With respect to thank yous, I know from experience that people who are not inclined to give them will not suddenly start handing them out just because they see you doing it. Their practice of not thanking people is usually deeply ingrained in their make-up, and it is not something that is easily changed. And change on something like that can only come from within.
So, if it’s going to be a one-way street, what’s the point ? There’s no easy or glib answer to that. Basically you need to see it as making a psychic contribution to the overall health of your relationship. The stronger that overfall health, the better for each of the parties to the relationship.
Of course, every once in a while, you are perfectly entitled to take a step back and do a quick and rough assessment of the respective psychic contributions of each of you to your relationship. (If doing this, it is vital that you recognise that there are an almost infinite number of ways that a psychic contribution can be made to a relationship, so you should not just be looking at compliments and thanks when conducting your assessment – really anything that either of you does that contributes to your relationship as a partnership has to be included in the assessment.) If there is a severe ongoing imbalance, you might need to consider whether remaining in the relationship is the best thing for you.
If you are having a difficult discussion with your partner, and it seems to you that is heading off into a sort of negativity that is going to be difficult to come back from, if possible try to say or do something that defuses the situation. Easier said than done, I know. Professor Gottman refers to attempting to defuse situations as “repairing” them.
Of course, in recommending that you try to repair a discussion, I am not suggesting that you should back off from any position that you are putting forward.

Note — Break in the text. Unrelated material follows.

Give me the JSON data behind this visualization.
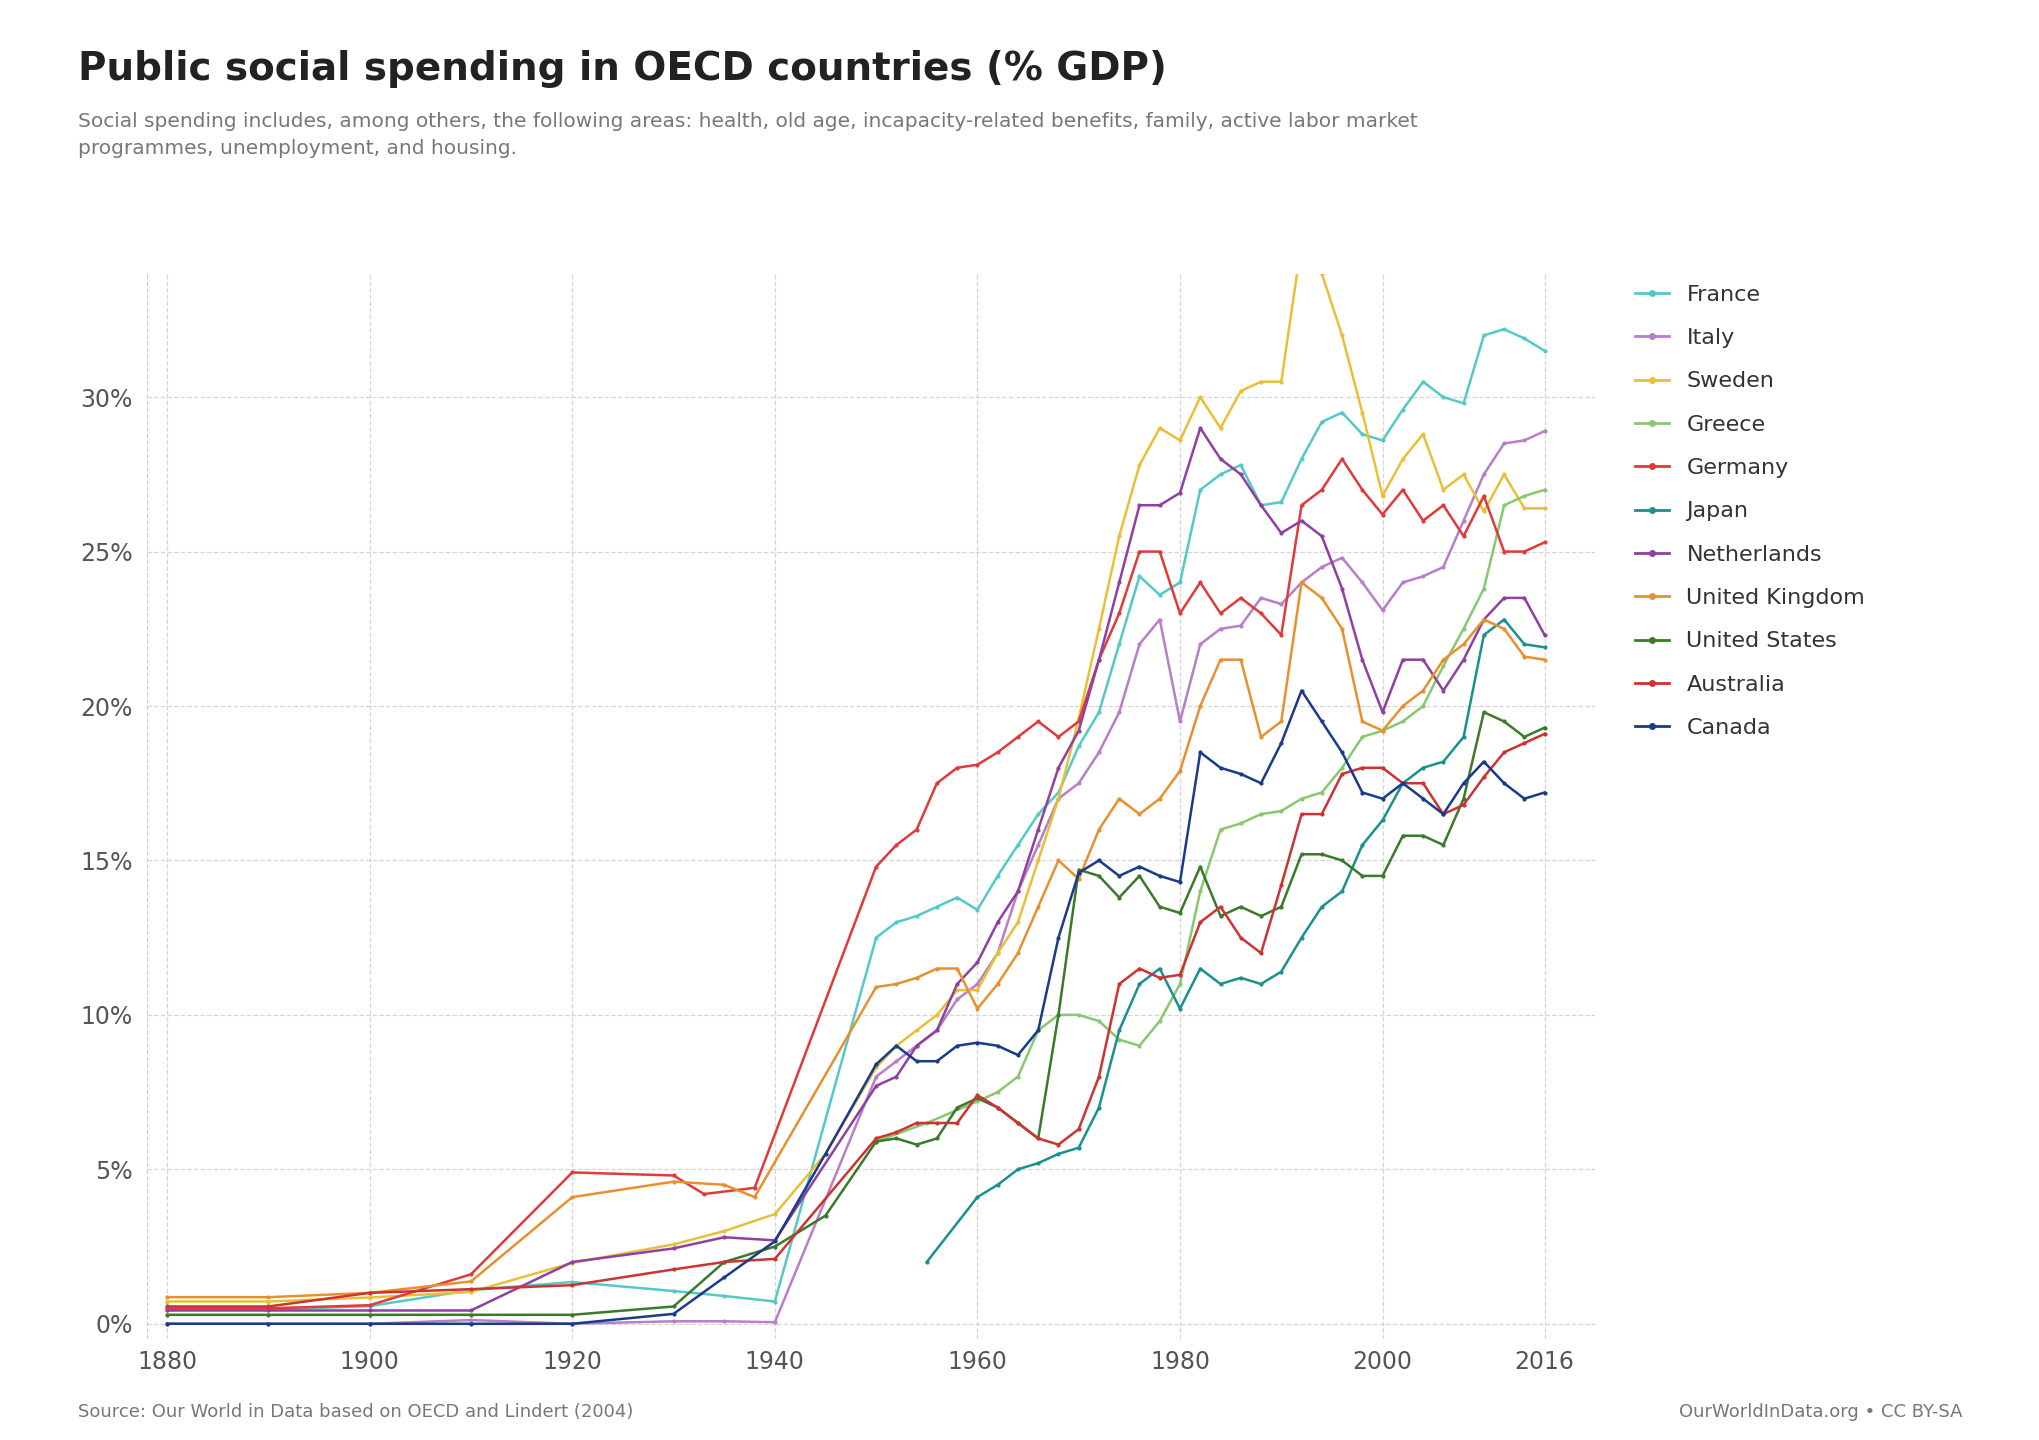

Rather, if it looks as if trying to get acceptance of that position directly is going to be a problem, repairing means putting things on hold for a moment. Doing that might enable you to come up with another way of putting your position forward that might have a better chance of success than the approach that you were previously trying.
Most of the tips I mentioned at item 3 (Try to be as positive as possible) can also be useful when trying to repair a discussion, or to approaching an issue from a different direction.
Unfortunately the concept of repairing a situation is of limited use if there is an issue of importance between you and your partner on which you are diametrically opposed, and which can only be decided one way or the other. These issues have to be dealt with. If a bullet has to be bitten, bite it ! It is unhealthy to your relationship if an issue like this keeps getting put off.
The trick is to try to deal with the issue as soon as possible and as calmly and rationally as possible. That involves fully exploring all of the arguments for and against each option, and how you will each be affected by each option, and each of you understanding and acknowledging how you will each be affected by each option.
Issues such as this will test your liking and respect for each other to the limit. They are why I say elsewhere that like and respect are vital to the health of a relationship. And, of course, if there is love, that might also be severely tested.